Many banks charge a monthly or quarterly maintenance fee on both savings and current accounts—often without sending clear notifications. These charges, usually between ₦200 to ₦1,000 per billing cycle, are deducted automatically for basic account upkeep.

Impact: Over a year, this could reduce your balance by thousands of naira with no visible benefit.

How to Avoid It: Choose zero-maintenance or low-fee bank accounts, especially if you don’t use your account often.

2. Interest Rates That Mislead

Banks advertise attractive interest rates on savings, but what you receive is often significantly lower after taxes and deductions. Plus, the bank profits from investing your funds in high-yield opportunities like government bonds or corporate loans, while you earn a fraction.

How to Avoid It: Look for high-interest savings accounts with transparent payout terms and calculate the real net yield before committing.

3. ATM Withdrawal and Balance Inquiry Fees

After exceeding your free ATM withdrawal limit, your bank charges fees for every withdrawal or balance check, especially at other banks’ ATMs. These fees, usually a few hundred naira, can pile up quickly.

Tip: Reduce ATM use by making fewer, larger withdrawals or opting for digital banking tools.
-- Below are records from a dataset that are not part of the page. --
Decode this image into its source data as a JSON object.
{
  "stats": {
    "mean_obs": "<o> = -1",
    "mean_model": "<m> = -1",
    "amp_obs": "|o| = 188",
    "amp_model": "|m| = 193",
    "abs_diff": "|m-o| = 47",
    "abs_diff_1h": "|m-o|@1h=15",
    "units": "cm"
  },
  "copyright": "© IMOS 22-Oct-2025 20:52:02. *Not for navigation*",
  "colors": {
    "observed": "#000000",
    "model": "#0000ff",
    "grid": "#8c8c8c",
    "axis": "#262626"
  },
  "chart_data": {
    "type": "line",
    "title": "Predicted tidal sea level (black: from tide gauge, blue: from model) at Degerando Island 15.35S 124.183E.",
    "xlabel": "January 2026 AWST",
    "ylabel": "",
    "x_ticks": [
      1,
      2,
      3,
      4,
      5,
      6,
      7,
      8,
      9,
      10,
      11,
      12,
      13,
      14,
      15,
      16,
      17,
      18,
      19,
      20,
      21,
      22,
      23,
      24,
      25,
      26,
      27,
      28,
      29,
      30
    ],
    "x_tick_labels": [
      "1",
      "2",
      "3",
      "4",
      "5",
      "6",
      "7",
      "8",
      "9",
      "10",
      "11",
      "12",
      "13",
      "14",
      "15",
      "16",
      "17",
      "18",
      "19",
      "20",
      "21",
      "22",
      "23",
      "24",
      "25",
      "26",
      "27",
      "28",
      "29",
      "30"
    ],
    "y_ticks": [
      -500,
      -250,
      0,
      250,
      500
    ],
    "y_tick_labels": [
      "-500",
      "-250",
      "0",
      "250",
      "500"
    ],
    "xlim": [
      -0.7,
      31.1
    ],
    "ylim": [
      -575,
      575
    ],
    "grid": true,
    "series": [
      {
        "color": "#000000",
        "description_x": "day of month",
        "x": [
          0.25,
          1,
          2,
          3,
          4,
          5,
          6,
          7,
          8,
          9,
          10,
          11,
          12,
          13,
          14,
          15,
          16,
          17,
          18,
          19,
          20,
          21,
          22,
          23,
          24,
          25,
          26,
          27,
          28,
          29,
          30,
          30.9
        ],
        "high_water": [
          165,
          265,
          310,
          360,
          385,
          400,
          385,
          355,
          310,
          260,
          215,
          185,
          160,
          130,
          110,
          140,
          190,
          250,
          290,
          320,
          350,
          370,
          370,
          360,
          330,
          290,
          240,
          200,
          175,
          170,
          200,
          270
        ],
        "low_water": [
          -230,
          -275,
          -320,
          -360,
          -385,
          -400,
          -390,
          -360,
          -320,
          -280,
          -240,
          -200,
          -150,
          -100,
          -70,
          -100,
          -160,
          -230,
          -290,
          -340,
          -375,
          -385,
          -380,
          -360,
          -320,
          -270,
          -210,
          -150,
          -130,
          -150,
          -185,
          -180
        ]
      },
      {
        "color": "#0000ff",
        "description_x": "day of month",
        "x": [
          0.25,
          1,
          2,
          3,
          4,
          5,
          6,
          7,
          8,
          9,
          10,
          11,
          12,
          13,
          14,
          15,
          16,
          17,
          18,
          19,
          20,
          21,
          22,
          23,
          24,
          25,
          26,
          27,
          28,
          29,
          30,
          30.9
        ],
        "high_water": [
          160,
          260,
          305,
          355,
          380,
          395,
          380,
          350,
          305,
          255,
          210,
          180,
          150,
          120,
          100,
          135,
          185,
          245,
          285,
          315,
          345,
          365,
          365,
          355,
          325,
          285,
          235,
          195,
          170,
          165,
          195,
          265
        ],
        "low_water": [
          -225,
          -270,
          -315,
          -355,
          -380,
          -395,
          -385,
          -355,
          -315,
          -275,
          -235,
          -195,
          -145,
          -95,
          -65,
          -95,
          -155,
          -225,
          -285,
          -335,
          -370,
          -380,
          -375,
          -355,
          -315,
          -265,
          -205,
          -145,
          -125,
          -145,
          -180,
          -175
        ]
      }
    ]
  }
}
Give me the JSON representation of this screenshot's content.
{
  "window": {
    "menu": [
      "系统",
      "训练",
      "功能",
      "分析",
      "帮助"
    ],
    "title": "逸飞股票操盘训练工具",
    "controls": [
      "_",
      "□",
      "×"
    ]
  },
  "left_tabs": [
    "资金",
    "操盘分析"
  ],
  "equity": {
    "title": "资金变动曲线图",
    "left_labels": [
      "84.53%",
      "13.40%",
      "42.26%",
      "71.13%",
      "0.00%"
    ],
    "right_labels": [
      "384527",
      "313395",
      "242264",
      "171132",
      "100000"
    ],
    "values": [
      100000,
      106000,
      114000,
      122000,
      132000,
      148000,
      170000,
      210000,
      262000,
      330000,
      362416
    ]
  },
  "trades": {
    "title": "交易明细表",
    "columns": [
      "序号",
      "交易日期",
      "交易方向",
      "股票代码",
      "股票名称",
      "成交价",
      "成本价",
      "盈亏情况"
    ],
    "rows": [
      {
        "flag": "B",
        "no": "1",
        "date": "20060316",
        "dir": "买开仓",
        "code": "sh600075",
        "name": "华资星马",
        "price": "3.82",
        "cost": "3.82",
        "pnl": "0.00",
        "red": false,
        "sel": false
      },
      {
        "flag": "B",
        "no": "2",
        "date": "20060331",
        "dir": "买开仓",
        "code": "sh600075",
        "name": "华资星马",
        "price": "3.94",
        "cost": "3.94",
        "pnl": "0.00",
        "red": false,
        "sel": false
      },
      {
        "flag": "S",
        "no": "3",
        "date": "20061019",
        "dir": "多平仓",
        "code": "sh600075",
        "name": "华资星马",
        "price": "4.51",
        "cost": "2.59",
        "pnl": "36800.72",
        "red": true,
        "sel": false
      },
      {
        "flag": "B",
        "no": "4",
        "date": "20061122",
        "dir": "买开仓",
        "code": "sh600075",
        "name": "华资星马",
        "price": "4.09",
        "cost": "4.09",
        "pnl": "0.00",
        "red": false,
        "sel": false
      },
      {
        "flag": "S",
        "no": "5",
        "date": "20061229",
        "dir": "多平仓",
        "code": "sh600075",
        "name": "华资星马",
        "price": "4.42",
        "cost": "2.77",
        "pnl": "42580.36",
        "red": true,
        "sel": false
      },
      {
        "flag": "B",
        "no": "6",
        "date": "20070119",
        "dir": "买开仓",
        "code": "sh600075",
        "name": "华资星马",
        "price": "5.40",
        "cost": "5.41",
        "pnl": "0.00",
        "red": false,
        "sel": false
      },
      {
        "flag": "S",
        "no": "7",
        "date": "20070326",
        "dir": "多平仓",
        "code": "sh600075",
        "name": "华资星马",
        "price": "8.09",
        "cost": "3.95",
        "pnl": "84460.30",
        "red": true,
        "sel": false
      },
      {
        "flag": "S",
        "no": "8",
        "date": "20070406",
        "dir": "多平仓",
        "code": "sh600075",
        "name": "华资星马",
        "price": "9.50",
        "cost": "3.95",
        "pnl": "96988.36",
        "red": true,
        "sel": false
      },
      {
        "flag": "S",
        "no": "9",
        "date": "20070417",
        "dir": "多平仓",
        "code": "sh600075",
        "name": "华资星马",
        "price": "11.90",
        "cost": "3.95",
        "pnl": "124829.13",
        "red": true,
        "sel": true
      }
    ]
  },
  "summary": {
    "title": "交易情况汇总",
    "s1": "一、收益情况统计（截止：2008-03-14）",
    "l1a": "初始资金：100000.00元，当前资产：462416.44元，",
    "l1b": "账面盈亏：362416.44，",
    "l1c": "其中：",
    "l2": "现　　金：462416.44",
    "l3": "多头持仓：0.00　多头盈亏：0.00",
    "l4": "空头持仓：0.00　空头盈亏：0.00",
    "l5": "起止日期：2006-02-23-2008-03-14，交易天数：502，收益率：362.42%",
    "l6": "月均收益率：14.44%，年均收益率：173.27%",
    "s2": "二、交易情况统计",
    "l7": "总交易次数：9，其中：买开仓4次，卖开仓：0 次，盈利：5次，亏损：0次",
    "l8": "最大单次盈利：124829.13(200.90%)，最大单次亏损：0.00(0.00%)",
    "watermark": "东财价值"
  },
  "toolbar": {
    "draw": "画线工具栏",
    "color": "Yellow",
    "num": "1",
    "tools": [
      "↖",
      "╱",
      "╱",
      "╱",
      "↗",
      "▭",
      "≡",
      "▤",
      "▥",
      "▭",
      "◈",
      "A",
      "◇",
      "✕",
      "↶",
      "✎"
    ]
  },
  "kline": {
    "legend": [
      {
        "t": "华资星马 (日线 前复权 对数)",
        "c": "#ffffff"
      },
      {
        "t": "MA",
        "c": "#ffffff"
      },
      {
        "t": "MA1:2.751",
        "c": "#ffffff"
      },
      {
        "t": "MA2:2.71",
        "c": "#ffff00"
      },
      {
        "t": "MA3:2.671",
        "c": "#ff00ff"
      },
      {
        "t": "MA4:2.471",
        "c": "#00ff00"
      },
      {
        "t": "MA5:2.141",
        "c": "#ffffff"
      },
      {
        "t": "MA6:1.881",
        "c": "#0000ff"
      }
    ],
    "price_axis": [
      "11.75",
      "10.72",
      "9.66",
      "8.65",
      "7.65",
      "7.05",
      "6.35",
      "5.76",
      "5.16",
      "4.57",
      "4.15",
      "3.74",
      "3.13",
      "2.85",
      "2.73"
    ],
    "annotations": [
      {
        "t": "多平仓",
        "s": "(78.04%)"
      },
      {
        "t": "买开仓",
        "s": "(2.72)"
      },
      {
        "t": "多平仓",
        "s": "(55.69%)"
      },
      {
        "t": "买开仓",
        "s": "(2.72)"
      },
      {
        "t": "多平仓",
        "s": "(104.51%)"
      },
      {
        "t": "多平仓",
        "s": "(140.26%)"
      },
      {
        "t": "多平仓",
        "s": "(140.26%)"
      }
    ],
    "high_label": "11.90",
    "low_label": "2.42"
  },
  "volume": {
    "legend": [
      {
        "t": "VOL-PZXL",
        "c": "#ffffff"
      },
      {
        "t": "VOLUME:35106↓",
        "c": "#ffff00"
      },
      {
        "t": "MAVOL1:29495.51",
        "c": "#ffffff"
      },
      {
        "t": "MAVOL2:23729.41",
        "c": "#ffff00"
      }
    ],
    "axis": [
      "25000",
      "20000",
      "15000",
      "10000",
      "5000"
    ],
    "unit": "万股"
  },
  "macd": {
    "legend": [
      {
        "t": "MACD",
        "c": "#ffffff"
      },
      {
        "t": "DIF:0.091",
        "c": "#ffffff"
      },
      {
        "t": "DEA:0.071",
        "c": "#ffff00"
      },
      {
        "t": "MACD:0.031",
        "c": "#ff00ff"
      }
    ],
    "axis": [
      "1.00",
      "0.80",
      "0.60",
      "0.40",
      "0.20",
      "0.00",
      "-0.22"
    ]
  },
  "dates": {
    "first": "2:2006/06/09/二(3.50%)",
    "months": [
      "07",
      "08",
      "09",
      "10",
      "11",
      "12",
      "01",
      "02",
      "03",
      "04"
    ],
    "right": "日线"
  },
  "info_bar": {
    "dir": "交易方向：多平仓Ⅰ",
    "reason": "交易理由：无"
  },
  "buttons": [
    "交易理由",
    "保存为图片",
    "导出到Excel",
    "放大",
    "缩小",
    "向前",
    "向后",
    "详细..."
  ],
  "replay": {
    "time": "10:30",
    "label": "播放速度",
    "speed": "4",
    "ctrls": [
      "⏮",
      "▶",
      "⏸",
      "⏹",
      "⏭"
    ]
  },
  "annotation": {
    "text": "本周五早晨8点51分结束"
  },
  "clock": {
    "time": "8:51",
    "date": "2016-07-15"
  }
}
4. Hidden Currency Exchange Margins

If you buy or sell foreign currency through your bank, you’re likely paying a hidden markup of 2–5% over the actual market rate. This spread is rarely disclosed but adds up—especially for large international transactions.

Solution: Use licensed BDCs (Bureau De Change) or transparent fintech platforms offering better exchange rates.

5. Dormancy and Inactivity Fees

Leave an account unused for a few months, and it may be tagged “dormant.” Banks then begin deducting inactivity levies, sometimes until the account hits zero.

What to Do: Either close unused accounts or reactivate dormant ones to stop the silent deductions.

6. Overdraft and Unplanned Debit Penalties

Spending more than what’s in your account triggers penalty fees and interest charges. These may include a flat overdraft fee plus a high interest rate on the negative balance.

Tip: Set up low-balance alerts and avoid auto-debits when funds are insufficient to dodge unnecessary penalties.

7. SMS Alerts and Notification Charges

Every debit or credit transaction may trigger SMS notifications, often charged at ₦10–₦20 per message. With dozens of alerts monthly, you could be losing a significant amount on updates alone.

Quick Fix: Switch to push notifications via your bank’s mobile app or ask for monthly consolidated alerts at no extra cost.

Take Control of Your Finances

Banks are businesses, and understanding how they make money off your routine transactions helps you make better decisions. By being aware of hidden charges, you can:

  • Choose the right account type
  • Minimize unnecessary banking services
  • Negotiate better terms
  • Keep more of your money

Make your money work for you—not for the bank.